Kelly lead attorney Yoichi Kitamura said he isn’t worried about any hard-line reputation Shimotsu might have from the driving case, saying: ” I don’t think that is a precedent.”

Besides, Kitamura insists Kelly’s case won’t even get to sentencing. His client, he says, will first be cleared as innocent.

But prosecutors in a legal system that boasts a 99 percent conviction rate say otherwise.

In closing their case Sept. 29, prosecutor Yukio Kawasaki said it was clear that Kelly “conspired” with former Nissan Chairman Carlos Ghosn and others to falsify Nissan’s financial filings to understate Ghosn’s compensation by tens of millions of dollars.

“Kelly’s role was to study and prepare methods for the payment of this backdoor compensation,” he said.

“This case involves a criminal act that was well organized and conducted for an extended period of time while being strictly confidential, and its wrongfulness is quite grave,” the prosecutor said.

Prosecutors allege Ghosn, 67, and Kelly hid some $84 million in postponed compensation from 2010 to 2018. Both men, arrested the same day in 2018, deny any wrongdoing.

But after Ghosn fled Japan for Lebanon in 2019, Kelly, his longtime American human resources chief and a former director on the board, was left to fight the charges alone.

Kelly readily admits Ghosn took a massive pay cut to the tune of around half his salary in 2010 when Japan’s financial disclosure rules changed. According to Kelly, Ghosn feared that if the true scale of his Nissan paycheck were known, he would face withering backlash in France, where he was also chairman of Renault.

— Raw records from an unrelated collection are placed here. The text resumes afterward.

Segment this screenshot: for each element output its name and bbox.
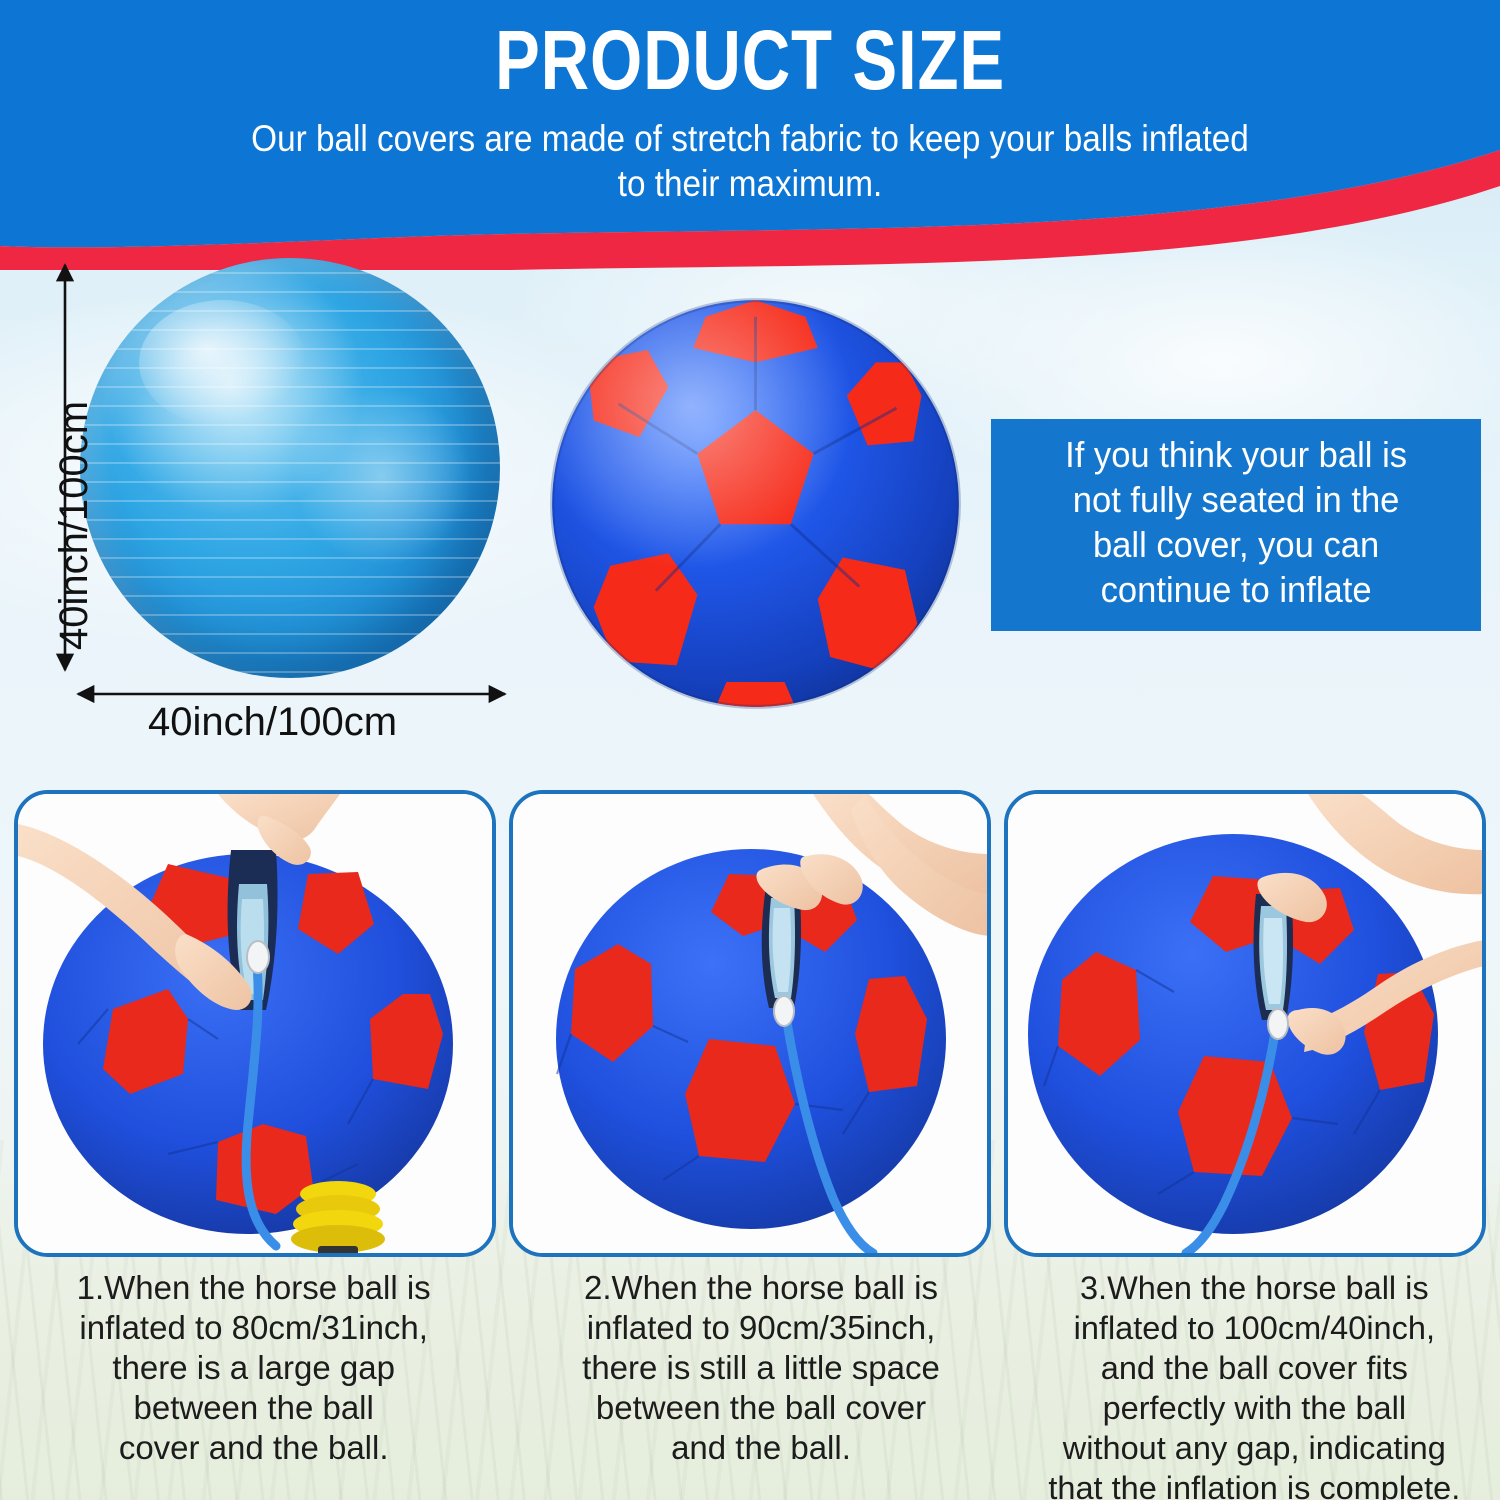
header-banner: PRODUCT SIZE Our ball covers are made of… — [0, 0, 1500, 260]
step-2-panel[interactable] — [509, 790, 991, 1257]
ball-highlight — [139, 300, 307, 426]
inflate-tip-text: If you think your ball is not fully seat… — [1065, 432, 1407, 612]
soccer-ball-cover-image — [548, 296, 963, 711]
step-1-caption: 1.When the horse ball is inflated to 80c… — [0, 1268, 511, 1500]
step-captions-row: 1.When the horse ball is inflated to 80c… — [0, 1268, 1500, 1500]
step-3-panel[interactable] — [1004, 790, 1486, 1257]
step-3-caption: 3.When the horse ball is inflated to 100… — [1011, 1268, 1500, 1500]
step-3-photo — [1008, 794, 1482, 1253]
exercise-ball-image — [80, 258, 500, 678]
inflate-tip-callout: If you think your ball is not fully seat… — [991, 419, 1481, 631]
steps-photo-row — [14, 790, 1486, 1257]
ball-ribs — [80, 258, 500, 678]
step-1-photo — [18, 794, 492, 1253]
width-dimension-label: 40inch/100cm — [148, 700, 397, 745]
product-size-infographic: PRODUCT SIZE Our ball covers are made of… — [0, 0, 1500, 1500]
step-1-panel[interactable] — [14, 790, 496, 1257]
height-dimension-label: 40inch/100cm — [52, 401, 97, 650]
step-2-caption: 2.When the horse ball is inflated to 90c… — [511, 1268, 1010, 1500]
header-wave-shape — [0, 0, 1500, 270]
step-2-photo — [513, 794, 987, 1253]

But prosecutors allege Nissan made a deal to pay back that salary shortfall — the amount Ghosn would have earned had he not taken the pay cut — thereby illegally skirting disclosure rules. The information was important to disclose for investors to make informed decisions and to have confidence in the corporate governance of Nissan, prosecutors said.

Kelly counters there was nothing to disclose, partly because no retirement deal was finalized.

The defense also argues that Kelly was working on a retirement package to be paid in retirement for work done in retirement. As such, the defense maintains, there would be no obligation to disclose the payout, and the charges would be moot.

In closing their case against Kelly, prosecutors said the retirement plans were simply a pretense to comp Ghosn for the pay cut he took in his last eight years at the helm.

“It is clear from objective evidence that there was the unpaid compensation for Ghosn,” Kawasaki said. “And it is also objectively clear that Kelly, based on Ghosn’s will, sought to pay a large sum of money to Ghosn without disclosing it in Nissan’s annual securities report.”

After last week’s hearing, Kelly lawyer Kitamura attacked the prosecutors’ case, saying that, among other things, they failed to establish a motive for Kelly’s alleged wrongdoing.

“We can refute everything the prosecutors said today,” Kitamura said.